Harpa Sobre Campo Verde: A primeira Bandeira da Irlanda

Desde o século XVII, uma bandeira verde com uma harpa dourada ao centro (acima) era usada como bandeira nacional da Irlanda. Já naquela altura, os irlandeses lutavam para se livrar do controle imposto pelos ingleses. A cor verde sempre esteve associada à Irlanda - não é acaso que a Irlanda seja conhecida como "Ilha Esmeralda", por suas verdejantes pastagens e colinas.
Por ser o instrumento tradicional dos bardos e poetas da Irlanda, a harpa sempre esteve intimamente ligada ao passado celta - heróico e independente - da Irlanda (ver mais sobre a harpa abaixo). Nada mais natural, portanto, do que escolhê-la para simbolizar a luta de um povo pela preservação de sua liberdade e identidade cultural. Essa bandeira obviamente era mal vista pelos britânicos, que baniram-na. Na verdade, a harpa em si foi banida durante adominação britânica, num período em que era comum harpas serem queimadas e harpistas, sumariamente executados. Por tudo isso, a bandeira verde com a harpa dourada era a representação perfeita da luta dos irlandeses (majoritariamente católicos) contra os ingleses (protestantes). A cor verde, portanto, passou a representar o movimento nacionalista dos irlandeses católicos pela sua independência.
Involuntariamente envolvida na disputa pelo trono inglês entre o católico James II e o protestante William de Orange, no final do século XVII, a Irlanda foi o palco da decisiva Batalha do Rio Boyne, de que sai vencedor o segundo. Desde então, os protestantes da Irlanda (em sua maioria, ingleses e escoceses "plantados" pela monarquia inglesa para "anglicizar" a Irlanda) adotaram a cor laranja como símbolo do protestantismo e da ligação à Coroa Britânica, uma forma de homenagear seu grande herói, William de Orange (a cor-de-laranja é a cor oficial da Casa de Orange, a família real nederlandesa).
Eis porque, quando desvelada em Dublin em 1848, a "Tricolor Irlandesa" foi assim explicada por Thomas Francis Meagher (esq.) :
"O branco no centro simboliza a paz duradoura entre os "Laranjas" (protestantes, unionistas) e os "Verdes" (católicos, nacionalistas), e confio que sob suas dobras as mãos dos protestantes e dos católicos da Irlanda possam se apertar em heróica e generosa fraternidade."
Infelizmente, a história mostraria que a esperança de Meagher por uma paz entre católicos e protestantes ainda demoraria a se tornar verdade.
Apesar de utilizada pelos Rebeldes do Levante da Páscoa de 1916, aIrish Tricolour era então um símbolo secundário: a ancestral bandeira verde com a harpa ao centro ainda era a preferida dos nacionalistas republicanos irlandeses, que acrescentaram os dizeres "ÉRIN GO BRAGH" (Irlanda para Sempre) sob a harpa.
Foi somente em 1921, com o surgimento do Estado Livre Irlandês, que a "Tricolor Irlandesa" foi adotada como bandeira nacional, oficializada pelo Artigo VII da constituição irlandesa em 1937, segundo o qual "A bandeira nacional é a tricolor em verde, branco e laranja". Desde então, é usada nos prédios governamentais e pelos irlandeses em geral, nos eventos esportivos, musicais e até mesmo em trajes de banho: a Tricolor Irlandesa é hoje motivo de orgulho.
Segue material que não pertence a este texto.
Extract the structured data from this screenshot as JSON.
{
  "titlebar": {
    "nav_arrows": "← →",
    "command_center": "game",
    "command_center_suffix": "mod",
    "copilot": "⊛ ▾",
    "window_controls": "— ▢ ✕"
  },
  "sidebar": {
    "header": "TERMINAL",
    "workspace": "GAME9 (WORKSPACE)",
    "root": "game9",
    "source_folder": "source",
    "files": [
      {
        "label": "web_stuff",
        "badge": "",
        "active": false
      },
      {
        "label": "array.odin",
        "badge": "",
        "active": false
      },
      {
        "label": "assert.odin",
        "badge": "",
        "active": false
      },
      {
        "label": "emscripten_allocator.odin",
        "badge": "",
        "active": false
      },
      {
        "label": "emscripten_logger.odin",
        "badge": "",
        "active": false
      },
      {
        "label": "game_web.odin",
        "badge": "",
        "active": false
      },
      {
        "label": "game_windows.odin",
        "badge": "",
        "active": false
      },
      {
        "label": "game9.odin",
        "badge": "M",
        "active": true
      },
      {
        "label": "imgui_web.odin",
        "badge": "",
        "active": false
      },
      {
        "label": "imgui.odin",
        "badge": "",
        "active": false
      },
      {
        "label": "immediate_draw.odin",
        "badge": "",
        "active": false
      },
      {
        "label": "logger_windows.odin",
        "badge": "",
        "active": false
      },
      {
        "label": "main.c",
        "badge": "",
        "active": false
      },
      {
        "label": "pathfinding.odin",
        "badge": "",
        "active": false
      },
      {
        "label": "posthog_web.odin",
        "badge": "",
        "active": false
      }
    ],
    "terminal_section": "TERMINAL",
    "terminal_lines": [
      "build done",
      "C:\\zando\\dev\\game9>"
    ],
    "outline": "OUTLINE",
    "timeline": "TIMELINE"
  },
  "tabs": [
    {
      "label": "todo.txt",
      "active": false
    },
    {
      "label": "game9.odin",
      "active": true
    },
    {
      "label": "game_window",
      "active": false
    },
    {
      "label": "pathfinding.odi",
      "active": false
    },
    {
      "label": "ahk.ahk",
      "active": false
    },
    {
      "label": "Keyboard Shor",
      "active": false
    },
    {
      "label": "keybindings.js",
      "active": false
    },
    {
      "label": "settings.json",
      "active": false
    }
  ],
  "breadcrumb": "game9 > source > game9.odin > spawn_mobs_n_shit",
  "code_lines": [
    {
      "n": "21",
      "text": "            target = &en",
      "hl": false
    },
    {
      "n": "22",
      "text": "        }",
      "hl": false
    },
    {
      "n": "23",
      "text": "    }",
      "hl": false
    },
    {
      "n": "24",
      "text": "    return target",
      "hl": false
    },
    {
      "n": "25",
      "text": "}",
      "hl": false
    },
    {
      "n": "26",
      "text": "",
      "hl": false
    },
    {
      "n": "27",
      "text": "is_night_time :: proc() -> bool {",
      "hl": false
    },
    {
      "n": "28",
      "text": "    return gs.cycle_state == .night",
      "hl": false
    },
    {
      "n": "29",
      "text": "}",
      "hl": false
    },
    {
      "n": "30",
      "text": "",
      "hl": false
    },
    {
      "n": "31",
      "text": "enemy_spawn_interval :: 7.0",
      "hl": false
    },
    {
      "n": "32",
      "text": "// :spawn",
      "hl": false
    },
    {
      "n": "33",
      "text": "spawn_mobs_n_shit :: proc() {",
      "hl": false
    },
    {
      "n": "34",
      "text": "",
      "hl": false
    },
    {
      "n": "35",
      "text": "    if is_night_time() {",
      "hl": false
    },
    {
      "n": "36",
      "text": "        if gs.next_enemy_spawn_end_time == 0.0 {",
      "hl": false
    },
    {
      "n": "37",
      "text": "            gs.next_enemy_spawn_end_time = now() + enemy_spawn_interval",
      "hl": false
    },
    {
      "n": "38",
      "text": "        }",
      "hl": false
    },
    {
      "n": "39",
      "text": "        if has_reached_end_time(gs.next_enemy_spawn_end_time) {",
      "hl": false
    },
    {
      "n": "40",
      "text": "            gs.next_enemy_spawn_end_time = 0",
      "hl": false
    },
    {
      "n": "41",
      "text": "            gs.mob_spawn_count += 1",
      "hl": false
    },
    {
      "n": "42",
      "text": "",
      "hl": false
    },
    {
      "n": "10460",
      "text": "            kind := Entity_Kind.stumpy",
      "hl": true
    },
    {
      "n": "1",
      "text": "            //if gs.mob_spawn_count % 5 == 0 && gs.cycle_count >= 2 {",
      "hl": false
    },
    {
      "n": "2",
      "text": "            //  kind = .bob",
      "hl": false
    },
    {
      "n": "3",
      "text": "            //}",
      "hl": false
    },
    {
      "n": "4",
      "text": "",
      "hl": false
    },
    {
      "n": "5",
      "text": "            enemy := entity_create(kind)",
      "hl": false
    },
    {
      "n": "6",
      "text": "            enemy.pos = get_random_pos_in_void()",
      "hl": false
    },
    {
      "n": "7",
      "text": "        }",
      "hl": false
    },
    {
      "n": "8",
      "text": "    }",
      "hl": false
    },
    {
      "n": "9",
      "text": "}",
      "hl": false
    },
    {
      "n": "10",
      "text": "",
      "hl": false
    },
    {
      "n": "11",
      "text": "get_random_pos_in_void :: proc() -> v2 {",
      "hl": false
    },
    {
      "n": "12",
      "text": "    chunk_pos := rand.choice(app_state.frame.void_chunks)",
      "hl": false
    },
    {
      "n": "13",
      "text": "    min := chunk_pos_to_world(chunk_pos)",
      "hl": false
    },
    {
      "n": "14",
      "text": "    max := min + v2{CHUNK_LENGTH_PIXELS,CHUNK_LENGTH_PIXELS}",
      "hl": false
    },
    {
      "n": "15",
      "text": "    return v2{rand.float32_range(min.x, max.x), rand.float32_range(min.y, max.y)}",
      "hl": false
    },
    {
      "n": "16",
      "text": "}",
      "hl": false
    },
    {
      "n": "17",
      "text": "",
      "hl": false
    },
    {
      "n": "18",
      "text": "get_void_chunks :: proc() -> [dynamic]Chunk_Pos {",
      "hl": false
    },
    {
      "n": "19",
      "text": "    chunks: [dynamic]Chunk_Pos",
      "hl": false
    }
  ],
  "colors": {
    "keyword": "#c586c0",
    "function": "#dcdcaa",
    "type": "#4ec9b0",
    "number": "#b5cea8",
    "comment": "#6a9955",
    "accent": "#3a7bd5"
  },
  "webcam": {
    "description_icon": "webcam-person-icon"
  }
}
Bono com a bandeira - Padraig Harrigton, golfista - Torcedores de futebol e rugby - Irlandesas até debaixo d'água
Especificações Cromáticas da Bandeira Irlandesa:
Sistema de cores RGB:
Verde: 0-154-99
Branco: 255-255-255
Laranja: 255-130-61
Sistema Hex:
Verde: #009A63
Branco: #FFFFFF
Laranja: #FF823D
Sistema CMYK:
Verde: 100-0-86-3
Branco: 0-0-0-0
Laranja: 0-48-95-0

O Shamrock

A palavra inglesa 'shamrock' é a anglicização do termo irlandês 'seamróg': literalmente "pequeno trevo" ou "trevinho". Entrou para o imaginário irlandês há muito tempo: segundo a lenda, o shamrock (Trifolium repens) teria sido usado por São Patriciopara explicar aos irlandeses recém convertidos ao cristianismo o conceito da Santíssima Trindade. Atualmente, crê-se que a verdade seja outra: dada a percepção celta da triplicidade do universo, muitos estudiosos crêem que, na realidade, o processo tenha sido o contrário: os monges irlandeses medievais é que teriam introduzido ao cristianismo o conceito tipicamente celta da triplicidade.
Outro indicador da ancestralidade do Shamrock pode ser percebido nas paredes de uma magnífica estrutura da Irlanda neolítica, ainda mais antiga que os celtas: Brugh na Bóinne, também conhecida como Newgrange. Tanto na enorme pedra que decora a entrada à câmera interior quanto nas paredes dessa câmera, podemos encontrar um símbolo hoje conhecido como 'triskle', muito semelhante ao trevo irlandês.
À esquerda, o triskle na pedra que orna a entrada da estrutura megalítica de Newgrange; à direita, outro triskle, no interior da câmera.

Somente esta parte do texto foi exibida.